The Alberta NDP is claiming staffing shortages have led to the closure of 14 beds at the QEII Hospital in Grande Prairie.

“The Minister of Health continues to deny there is a problem,” says NDP Leader Rachel Notley. “I called on him to prove it and create a system that would provide real-time tracking of all available beds in Alberta hospitals.”

Registered Nurse and President of the United Nurses of Alberta Local 37 Kerrie Mealey says the situation at the QEII is a symptom of a greater problem facing nursing.

“These last 18 months, even up to 16 years, nursing has been incredibly short-staffed, and we’ve had no favours from the pandemic rollout,” she says.

“There’s no one coming to relieve us, and the jobs that are posted aren’t being filled, the vacancies are rampant [across] the entire province.”

Mealey says while the pandemic was an unprecedented time when it comes to the strain on the healthcare system, it did, in the end, create more awareness on the longer-term implications of a stretched front-line staff. She says the trickle-down effect of potentially slashing thousands of jobs in the sector could be far-reaching.

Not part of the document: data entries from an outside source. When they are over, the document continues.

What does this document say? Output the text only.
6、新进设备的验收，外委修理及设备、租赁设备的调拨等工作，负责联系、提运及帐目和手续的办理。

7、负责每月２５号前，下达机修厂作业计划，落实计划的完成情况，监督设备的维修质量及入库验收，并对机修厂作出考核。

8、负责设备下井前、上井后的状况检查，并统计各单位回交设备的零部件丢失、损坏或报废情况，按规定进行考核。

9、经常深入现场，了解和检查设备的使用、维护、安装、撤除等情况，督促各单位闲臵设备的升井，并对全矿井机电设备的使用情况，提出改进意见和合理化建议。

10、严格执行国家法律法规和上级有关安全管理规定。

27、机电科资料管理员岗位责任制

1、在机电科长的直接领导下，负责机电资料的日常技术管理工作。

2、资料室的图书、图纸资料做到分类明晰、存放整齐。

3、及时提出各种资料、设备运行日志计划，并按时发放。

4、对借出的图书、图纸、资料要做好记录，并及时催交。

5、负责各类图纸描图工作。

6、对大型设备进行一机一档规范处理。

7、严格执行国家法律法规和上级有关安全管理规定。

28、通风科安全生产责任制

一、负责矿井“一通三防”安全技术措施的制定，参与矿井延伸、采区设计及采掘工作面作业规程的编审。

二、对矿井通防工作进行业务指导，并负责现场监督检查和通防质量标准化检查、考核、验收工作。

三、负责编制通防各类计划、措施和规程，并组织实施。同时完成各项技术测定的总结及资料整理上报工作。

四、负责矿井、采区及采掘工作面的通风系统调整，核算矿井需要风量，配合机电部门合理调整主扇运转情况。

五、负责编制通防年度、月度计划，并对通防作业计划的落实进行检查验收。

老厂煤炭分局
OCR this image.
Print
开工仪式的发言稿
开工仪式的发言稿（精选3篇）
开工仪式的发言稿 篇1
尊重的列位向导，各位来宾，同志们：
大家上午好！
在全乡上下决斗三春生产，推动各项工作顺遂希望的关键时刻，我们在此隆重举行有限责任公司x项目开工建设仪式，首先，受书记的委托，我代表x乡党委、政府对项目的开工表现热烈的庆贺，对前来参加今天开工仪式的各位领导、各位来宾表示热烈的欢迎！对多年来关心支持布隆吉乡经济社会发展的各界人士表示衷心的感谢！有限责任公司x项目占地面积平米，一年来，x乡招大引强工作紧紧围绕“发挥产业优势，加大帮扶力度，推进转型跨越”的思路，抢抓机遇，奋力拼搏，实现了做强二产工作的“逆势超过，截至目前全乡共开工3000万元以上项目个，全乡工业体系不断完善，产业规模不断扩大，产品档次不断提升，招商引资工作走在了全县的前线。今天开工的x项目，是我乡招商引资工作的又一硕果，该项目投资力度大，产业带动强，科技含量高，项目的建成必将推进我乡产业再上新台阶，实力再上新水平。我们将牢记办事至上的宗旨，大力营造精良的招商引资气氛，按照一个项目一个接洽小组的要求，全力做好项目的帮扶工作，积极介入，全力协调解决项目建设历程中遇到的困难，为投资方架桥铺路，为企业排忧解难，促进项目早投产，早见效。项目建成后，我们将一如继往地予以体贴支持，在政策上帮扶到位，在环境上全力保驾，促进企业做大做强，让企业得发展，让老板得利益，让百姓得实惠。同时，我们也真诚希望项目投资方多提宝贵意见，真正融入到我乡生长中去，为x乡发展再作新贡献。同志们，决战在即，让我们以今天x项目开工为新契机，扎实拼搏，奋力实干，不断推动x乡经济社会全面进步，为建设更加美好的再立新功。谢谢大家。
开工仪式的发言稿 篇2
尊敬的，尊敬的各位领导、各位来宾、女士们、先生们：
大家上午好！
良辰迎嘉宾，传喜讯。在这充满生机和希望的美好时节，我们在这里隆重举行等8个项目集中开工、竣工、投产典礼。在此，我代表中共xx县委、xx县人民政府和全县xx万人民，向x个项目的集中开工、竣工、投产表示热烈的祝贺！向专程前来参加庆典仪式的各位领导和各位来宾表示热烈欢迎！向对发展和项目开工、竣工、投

“The spackle has come off entirely, this has taken all the cracks and made them show entirely,” she says.

“Getting people to come here with talent, with commitments to the north… if you can’t have a healthy growing family, you can’t support anything going further in industry, in hospitality, in a growing community.”

Mealey suggests as many as 80 vacant RN positions remain vacant in Grande Prairie.

In a statement released earlier this month regarding collective bargaining between the UNA and AHS, Finance Minister and Grande Prairie—Wapiti MLA Travis Toews says on average, Alberta nurses make 5.6 per cent more than in other comparative provinces. He adds the need to bring wages in line with other jurisdictions is not meant to diminish respect for health care workers, but rather it’s simply reflective of the province’s fiscal reality.